The question then becomes: what should Gun-control Nation set as their Numero Uno legislative priority?  The usual suspects: universal background checks, assault weapons ban, raising minimum purchase age, safe storage, required safety course, etc. This is all fine and well except these solutions only bite around the edges of the gun-violence problem.  They don’t get to the core of the issue for one, simple reason; namely, that gun violence is overwhelmingly a function of free access to handguns. And because we are the only advanced country which permits its citizens to own handguns with only minimal, legal restrictions, we are the only advanced country that suffers alarmingly-high levels of gun violence.

I recently published a detailed analysis of the 850,000 crime guns collected by more than 1,000 police organizations between 2010 and 2018. At some point I set up the entire database in Excel and then conducted a word search using the names of manufacturers who have introduced tens of millions of hunting and sporting guns into civilian hands – Remington, Winchester, Browning, Marlin, Savage, et. al. he products from these gun makers accounted for less than 3% of all guns picked up by the police. On the other hand, when I searched under names like Glock, Sig, Springfield and Smith & Wesson, the percentage jumped to half. And most of the remaining guns were various ‘Saturday night’ specials, many of which are no longer being made. But when you load those guns with ammunition and pull the trigger, they still go bang!

Incidentally, at least one-third of the handguns collected by the cops were manufactured prior to 1968.  Which means that you can trace these guns from here to high heaven and never figure out how they ended up in the ‘wrong’ hands. This isn’t meant to be a criticism of universal background checks, it’s simply a necessary corrective for the narrative about the value of universal checks.

Two years ago, nobody imagined the gun issue might play a potent role in the electoral outcomes in 2018. Two years ago nobody imagined that support for stricter gun laws would consistently run above 60%, a level not seen for the last twenty-five years. Which means that when Gun-control Nation tries to figure out their priorities, this isn’t just an exercise in talk.

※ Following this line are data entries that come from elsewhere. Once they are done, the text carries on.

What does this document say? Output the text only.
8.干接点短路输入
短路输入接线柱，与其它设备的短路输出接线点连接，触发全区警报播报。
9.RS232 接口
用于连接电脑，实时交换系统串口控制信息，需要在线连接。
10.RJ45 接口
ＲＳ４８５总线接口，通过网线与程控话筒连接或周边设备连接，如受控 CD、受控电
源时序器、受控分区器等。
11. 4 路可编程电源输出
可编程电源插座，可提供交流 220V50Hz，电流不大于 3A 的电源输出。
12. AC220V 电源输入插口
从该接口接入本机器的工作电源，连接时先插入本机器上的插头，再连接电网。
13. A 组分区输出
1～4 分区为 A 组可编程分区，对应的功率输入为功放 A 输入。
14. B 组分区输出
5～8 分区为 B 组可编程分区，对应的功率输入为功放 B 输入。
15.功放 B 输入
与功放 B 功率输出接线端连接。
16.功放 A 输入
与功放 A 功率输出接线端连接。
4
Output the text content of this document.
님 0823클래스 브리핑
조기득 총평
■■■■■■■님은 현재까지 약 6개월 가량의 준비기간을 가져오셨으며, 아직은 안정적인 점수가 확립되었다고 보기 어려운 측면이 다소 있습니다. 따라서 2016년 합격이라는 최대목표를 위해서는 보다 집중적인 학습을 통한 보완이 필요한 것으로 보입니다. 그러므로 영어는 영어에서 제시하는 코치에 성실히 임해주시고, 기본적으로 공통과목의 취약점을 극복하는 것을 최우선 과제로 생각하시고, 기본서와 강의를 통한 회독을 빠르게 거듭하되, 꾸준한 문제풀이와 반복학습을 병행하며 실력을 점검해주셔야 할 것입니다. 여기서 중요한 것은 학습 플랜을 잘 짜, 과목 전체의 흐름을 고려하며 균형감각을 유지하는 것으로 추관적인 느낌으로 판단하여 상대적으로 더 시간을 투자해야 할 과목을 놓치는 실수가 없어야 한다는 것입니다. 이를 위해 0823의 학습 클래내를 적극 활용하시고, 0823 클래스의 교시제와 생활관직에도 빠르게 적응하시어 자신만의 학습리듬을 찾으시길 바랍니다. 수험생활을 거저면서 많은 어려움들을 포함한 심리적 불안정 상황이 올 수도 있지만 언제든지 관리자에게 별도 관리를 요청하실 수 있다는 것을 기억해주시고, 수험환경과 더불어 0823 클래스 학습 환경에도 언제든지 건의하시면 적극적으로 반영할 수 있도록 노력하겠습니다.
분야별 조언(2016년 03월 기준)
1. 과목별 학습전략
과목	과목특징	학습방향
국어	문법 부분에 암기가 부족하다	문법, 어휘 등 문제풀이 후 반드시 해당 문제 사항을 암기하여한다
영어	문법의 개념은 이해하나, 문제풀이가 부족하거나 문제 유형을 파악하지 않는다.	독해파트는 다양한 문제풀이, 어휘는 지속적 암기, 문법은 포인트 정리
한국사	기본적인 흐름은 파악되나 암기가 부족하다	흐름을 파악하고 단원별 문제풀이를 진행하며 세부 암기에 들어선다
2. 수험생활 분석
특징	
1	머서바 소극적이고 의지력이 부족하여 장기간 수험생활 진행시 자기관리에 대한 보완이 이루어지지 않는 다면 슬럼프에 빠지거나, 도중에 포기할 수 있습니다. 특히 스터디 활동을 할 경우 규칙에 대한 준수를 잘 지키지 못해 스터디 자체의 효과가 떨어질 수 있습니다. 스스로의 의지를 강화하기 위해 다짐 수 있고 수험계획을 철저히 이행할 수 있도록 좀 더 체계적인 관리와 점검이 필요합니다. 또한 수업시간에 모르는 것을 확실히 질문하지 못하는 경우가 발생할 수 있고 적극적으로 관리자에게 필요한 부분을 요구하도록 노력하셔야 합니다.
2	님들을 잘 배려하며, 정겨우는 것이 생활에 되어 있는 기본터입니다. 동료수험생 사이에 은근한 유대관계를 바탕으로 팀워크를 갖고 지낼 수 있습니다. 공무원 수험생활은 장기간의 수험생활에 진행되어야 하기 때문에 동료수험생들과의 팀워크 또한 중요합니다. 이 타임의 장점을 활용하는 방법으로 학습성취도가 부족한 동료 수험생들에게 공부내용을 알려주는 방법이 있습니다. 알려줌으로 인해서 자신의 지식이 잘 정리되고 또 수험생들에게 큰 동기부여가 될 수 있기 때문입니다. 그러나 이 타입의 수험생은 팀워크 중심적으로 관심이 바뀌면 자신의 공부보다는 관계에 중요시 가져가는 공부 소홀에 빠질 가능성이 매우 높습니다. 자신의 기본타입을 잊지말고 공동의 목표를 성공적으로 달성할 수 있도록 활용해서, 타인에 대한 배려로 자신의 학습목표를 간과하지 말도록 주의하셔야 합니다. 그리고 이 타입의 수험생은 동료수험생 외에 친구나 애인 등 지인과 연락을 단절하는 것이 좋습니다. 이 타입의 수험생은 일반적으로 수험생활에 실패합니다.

I have been told again and again by gun-control activists that pushing a strategy to severely limit handgun ownership is a dead end.  I am told that it not only can’t succeed but it will turn off many people, including gun owners, who would otherwise support ‘sensible’ gun laws. I think it’s a stale argument and like the alleged electoral ‘power’ of the NRA, needs to be put to rest.

If the goal is to end gun violence, why start off by pushing laws that simply won’t get you to where you want to go?  If the gun issue played any role in last week’s results, it seems that people are simply fed up. That’s what should guide the gun-control strategy, nothing more, nothing less.